Richard worked in the private sector and party membership was not required. As Peter’s half-brother Wolfgang later described, even when Nazi officials appeared at his home to encourage party membership, he declined to join. Richard was remembered as a person who was always thinking ahead, considering all options and planning. As a chemist, he was expected to aid in the war effort through the production of ammunitions in their company factories that normally produced soaps and surfactants. He did the work, but he would not go as far as taking an oath of loyalty to Hitler. And although it was dangerous to do so, he communicated his disdain to his sons. As he wrote to Else after the war when helping to prepare her for Dieter and Peter’s arrival in her home: “You must keep in front of your eyes that both boys were raised in a constant dismissal and critique of Nazism – both were brought up to deny and criticize the national socialism. They were brought up to disagree with the government.”

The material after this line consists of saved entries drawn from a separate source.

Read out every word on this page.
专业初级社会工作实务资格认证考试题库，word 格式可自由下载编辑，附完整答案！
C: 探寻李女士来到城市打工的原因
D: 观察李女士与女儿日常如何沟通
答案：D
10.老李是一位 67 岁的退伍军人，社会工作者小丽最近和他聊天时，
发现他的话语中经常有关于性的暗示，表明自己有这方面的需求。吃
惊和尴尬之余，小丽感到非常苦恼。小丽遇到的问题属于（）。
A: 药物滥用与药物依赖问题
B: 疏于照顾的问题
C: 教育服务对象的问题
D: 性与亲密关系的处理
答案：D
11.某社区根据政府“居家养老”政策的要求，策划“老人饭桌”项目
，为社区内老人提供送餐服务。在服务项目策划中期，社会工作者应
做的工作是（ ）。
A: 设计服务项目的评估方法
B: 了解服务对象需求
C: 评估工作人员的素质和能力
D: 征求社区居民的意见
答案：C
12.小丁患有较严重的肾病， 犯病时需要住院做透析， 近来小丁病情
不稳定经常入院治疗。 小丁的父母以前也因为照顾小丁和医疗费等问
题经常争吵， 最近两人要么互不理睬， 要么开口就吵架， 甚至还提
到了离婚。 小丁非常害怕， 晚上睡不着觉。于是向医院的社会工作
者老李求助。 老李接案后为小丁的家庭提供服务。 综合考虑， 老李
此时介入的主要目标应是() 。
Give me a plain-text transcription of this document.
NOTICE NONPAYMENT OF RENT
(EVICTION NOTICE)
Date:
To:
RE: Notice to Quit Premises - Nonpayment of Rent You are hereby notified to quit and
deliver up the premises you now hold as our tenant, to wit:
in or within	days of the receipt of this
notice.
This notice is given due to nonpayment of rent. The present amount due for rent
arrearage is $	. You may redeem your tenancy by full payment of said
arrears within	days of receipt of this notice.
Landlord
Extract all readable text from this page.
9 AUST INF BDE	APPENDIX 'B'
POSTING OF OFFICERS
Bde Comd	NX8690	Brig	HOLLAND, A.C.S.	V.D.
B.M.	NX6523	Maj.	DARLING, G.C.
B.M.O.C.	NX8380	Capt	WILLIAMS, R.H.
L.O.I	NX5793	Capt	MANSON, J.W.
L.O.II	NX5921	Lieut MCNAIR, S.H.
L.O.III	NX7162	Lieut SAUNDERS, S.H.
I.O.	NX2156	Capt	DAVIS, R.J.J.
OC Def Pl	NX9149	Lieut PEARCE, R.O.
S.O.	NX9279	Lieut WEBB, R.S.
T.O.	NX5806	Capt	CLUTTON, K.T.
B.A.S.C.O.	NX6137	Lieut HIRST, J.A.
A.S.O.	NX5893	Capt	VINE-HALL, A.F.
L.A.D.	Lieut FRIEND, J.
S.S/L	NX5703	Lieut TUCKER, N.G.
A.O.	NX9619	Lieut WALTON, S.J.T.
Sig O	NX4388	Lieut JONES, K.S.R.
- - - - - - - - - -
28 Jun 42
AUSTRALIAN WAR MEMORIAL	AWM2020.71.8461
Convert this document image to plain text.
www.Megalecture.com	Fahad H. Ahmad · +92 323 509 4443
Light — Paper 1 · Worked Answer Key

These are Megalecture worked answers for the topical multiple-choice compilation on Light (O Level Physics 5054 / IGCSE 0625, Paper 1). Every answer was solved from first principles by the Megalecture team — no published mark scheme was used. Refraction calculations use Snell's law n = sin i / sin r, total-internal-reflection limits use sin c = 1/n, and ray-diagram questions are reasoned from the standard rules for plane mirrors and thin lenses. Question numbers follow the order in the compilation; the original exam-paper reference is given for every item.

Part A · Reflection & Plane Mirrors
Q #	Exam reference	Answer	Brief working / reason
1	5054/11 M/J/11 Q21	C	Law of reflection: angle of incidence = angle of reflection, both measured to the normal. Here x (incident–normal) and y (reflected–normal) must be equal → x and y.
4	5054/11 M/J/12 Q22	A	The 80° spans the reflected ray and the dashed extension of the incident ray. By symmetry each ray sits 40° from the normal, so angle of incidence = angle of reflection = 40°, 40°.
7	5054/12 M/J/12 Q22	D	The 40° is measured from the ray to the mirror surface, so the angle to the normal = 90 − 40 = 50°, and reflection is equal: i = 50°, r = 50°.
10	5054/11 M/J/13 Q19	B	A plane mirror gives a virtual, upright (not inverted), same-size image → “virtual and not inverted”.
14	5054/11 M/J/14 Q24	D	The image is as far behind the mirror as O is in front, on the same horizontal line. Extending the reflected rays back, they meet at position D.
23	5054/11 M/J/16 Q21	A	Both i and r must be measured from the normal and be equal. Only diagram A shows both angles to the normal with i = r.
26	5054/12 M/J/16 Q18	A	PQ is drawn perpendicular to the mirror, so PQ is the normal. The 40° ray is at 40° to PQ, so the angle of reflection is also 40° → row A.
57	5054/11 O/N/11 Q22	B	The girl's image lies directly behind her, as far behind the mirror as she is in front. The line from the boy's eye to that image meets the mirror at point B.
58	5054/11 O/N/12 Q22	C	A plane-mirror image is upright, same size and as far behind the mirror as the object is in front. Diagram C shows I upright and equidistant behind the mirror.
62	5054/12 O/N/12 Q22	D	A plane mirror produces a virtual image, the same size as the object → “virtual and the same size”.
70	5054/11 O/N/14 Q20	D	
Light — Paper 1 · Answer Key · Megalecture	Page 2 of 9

Richard also wrote the following to Else in 1949, after Peter and his brother had emigrated, perhaps as part of a coming to terms with his own actions over the previous 15 years: “In the German concentration camps many found their end in a most terrible way. All of us really did not know whether we would not have to share the same end. When we disagreed then hell broke loose.” Else had been labeled deviant. She had openly defied and protested Nazism. Many “deviant” citizens were imprisoned and murdered. There was a fine line between deviant defiance and inconspicuous defiance. Quiet refusal to join the party was generally not met with imprisonment, at least for less prominent citizens. Richard had remained in Germany while Else fled, placing an ocean between herself and Germany but also her two children. Richard, we will see, schemed a bit. He survived and raised a family. He rejected Nazism in private but, as a chemist, also did his national duty for the war effort.